You may ask me, how the laity are interested in the subject of priestly fidelity to the Church?

Suffer me to answer, that you are deeply interested in it. You are bound to know what your chosen minister is bound to teach and to do, in the administration of your spiritual affairs. You should be familiar with all you have a right to expect of him; and you should also understand the limits which your claims upon him are not to be permitted to exceed.

The laity sometimes exact too much of their pastors; they sometimes misjudge them; they sometimes prescribe them duties which they have no right to demand; they lay on them heavy burdens, the weight of which they will not help them to bear, by the slight aid of a lifted finger.

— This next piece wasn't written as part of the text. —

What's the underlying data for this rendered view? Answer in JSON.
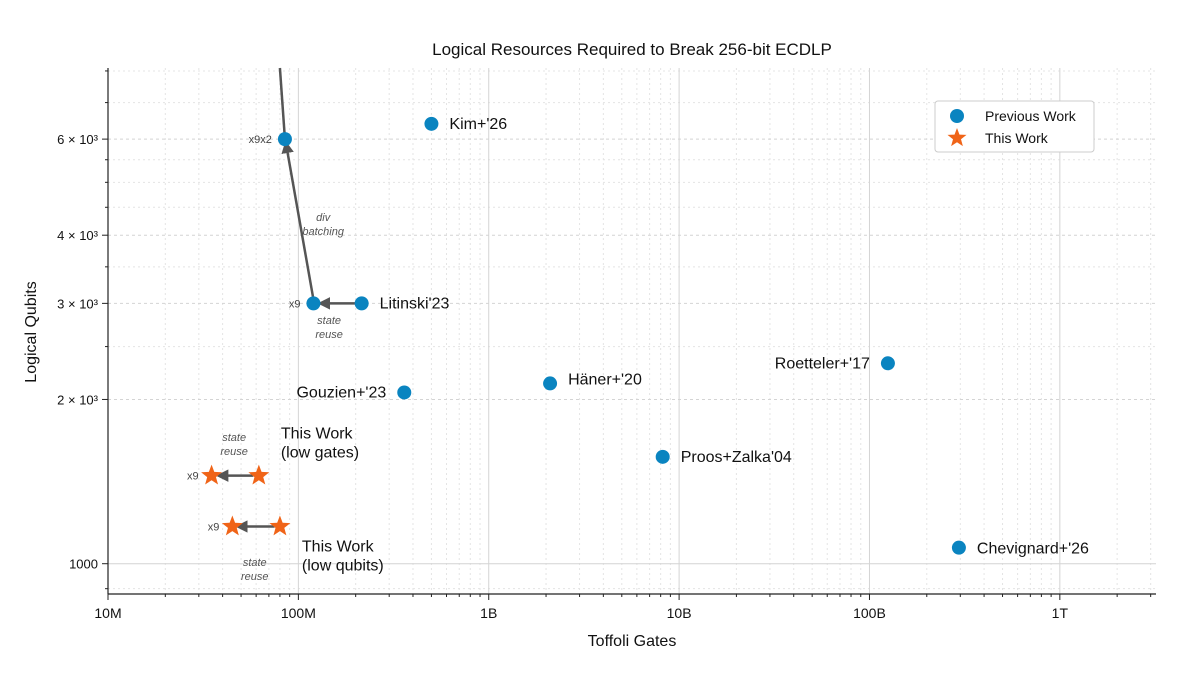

Of men--of men like themselves--of mere men--of weak, and suffering, and sorrowful men--they expect [22/23] incessant and exhausting services of the most important nature, and most difficult to be performed; at the hazard of health and of life; and with the sacrifice of their best years: and yet, often remunerating them at the lowest possible figure!

Nov then, I say, that to correct all mistakes on this subject, of what you have a prerogative to demand of a Priest of the Church, you have only to scrutinize the vows which he makes when he becomes one. Try him by the record which contains his vows--the prayer-book; and believe me, the more you study it, the better Churchmen and the better Christians you will become. Try him by this standard. You have a full privilege to do so. It is your right; it is your duty. Examine well the promises and pledges he makes, when he receives authority to minister among you. Hold him to them; but do not let him go beyond them. And if he falls behind them, if he is faithless to them, you have an unquestionable right to condemn him; and for the rectification of all his wrong-doings, you may fearlessly appeal to the means of redress which the Church has amply provided.

But judge him even by the standard which she has established; judge him, as you hope to be judged yourselves--mercifully; remembering that the most faithful are imperfect and remiss; and the most immaculate, frail--erring--human!